Quant au Mortanyss, il observait avec attention sa petite créature qui se débattait avec eau et les plantes. Les démangeaisons qu’elle attrapaient à cause du venin des plantes finissaient toutes par guérir ce qui l’intrigua grandement. Cela lui rappela par quelle espèce de malédiction, elle avait survécu toute petite au champ de bataille. Car après tout, pour lui être puissant et solitaire, cette petite vie ne lui importait que peu. Il ne ferait rien pour la tuer mais si elle-même se mettait en danger….Du moins, c’était ce qu’il pensait.

« Et quelle pauvre bête de Kalos je suis, faible au point de protéger cette petite mortelle….qu’importe mes discours de noirceur, elle m’est chère… »


Et c’était insupportable pour lui. Combien de fillettes et leurs mères avaient-ils envoyé en Enfer, les damnant à jamais par d’innombrables tortures, sans jamais ciller. Il ne les comptait plus, elles auraient pu faire des armées de catins ! Un rire rauque franchit ses lèvres décharnées et osseuses à cette pensée. Finalement, le Mal ne l’avait pas quitté, pas du tout. Bien, il la protégerait, la garderait en vie, mais en échange, elle fera de sa propre vie, la sienne. Elle serait sa poupée, et comme tout objet de collection : Elle servirait à sa renommée. Elle avait un grand potentiel. Cette Mnémosyne, il lui avait finalement bien donné son prénom. Et quel joli prénom, qui pourtant n’arriverait jamais à la hauteur de la beauté que la fillette transportait en elle.
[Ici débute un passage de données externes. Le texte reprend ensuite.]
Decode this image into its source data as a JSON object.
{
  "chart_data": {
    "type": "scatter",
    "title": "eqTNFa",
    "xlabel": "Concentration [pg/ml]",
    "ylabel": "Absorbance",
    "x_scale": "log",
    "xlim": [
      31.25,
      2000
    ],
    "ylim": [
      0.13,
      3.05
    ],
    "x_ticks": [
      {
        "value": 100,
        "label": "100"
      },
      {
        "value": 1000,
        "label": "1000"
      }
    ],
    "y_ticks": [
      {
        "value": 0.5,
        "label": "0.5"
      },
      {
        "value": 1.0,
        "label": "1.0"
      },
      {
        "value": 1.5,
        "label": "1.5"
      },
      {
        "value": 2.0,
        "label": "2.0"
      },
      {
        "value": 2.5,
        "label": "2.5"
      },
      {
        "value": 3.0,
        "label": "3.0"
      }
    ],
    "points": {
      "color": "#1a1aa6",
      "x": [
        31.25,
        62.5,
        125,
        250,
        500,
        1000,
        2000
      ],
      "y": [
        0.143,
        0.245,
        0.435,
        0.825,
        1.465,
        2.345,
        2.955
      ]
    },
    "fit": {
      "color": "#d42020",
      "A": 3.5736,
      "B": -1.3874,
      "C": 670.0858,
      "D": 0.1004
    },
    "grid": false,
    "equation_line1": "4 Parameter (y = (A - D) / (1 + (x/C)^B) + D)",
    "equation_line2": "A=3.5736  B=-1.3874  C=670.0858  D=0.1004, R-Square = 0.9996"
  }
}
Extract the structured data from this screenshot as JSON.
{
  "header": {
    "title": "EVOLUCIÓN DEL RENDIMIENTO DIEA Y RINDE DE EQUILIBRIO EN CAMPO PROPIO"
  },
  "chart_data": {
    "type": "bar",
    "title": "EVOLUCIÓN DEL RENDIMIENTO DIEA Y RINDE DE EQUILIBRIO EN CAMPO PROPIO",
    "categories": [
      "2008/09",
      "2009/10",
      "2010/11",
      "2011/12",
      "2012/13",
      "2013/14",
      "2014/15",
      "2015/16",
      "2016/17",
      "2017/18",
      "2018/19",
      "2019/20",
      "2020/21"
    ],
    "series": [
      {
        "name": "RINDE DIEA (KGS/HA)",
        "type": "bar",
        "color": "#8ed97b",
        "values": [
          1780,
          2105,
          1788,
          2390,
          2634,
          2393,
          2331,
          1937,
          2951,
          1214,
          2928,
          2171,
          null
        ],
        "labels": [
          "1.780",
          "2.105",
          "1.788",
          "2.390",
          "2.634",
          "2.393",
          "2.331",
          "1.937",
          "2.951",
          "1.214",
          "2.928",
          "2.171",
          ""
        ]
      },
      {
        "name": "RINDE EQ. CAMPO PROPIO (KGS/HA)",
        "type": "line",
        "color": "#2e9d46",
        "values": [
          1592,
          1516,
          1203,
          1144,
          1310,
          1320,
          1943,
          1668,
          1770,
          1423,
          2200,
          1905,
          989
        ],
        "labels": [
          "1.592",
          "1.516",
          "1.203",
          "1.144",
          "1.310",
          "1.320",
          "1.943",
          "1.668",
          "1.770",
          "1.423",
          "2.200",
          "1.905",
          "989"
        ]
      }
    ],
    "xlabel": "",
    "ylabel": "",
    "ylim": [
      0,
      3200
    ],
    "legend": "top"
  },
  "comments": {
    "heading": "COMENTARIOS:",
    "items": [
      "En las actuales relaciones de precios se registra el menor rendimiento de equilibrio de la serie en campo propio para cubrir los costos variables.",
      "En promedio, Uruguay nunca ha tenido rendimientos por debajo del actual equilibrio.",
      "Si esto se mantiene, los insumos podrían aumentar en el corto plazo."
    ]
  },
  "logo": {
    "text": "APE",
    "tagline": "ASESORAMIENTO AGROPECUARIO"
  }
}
Lacérée cette beau, la rendre humiliante pour la fillette, c’était le premier fantasme du Mortanyss, mais il attendrait un peu. Elle devait grandir dans l’innocence, car c’était de la plus grande gentillesse que naissait la plus grande cruauté. Et le Mortanyss lui offrirait toute la pseudo attention et affection qu’elle souhaiterait…jusqu’à ce jour proche.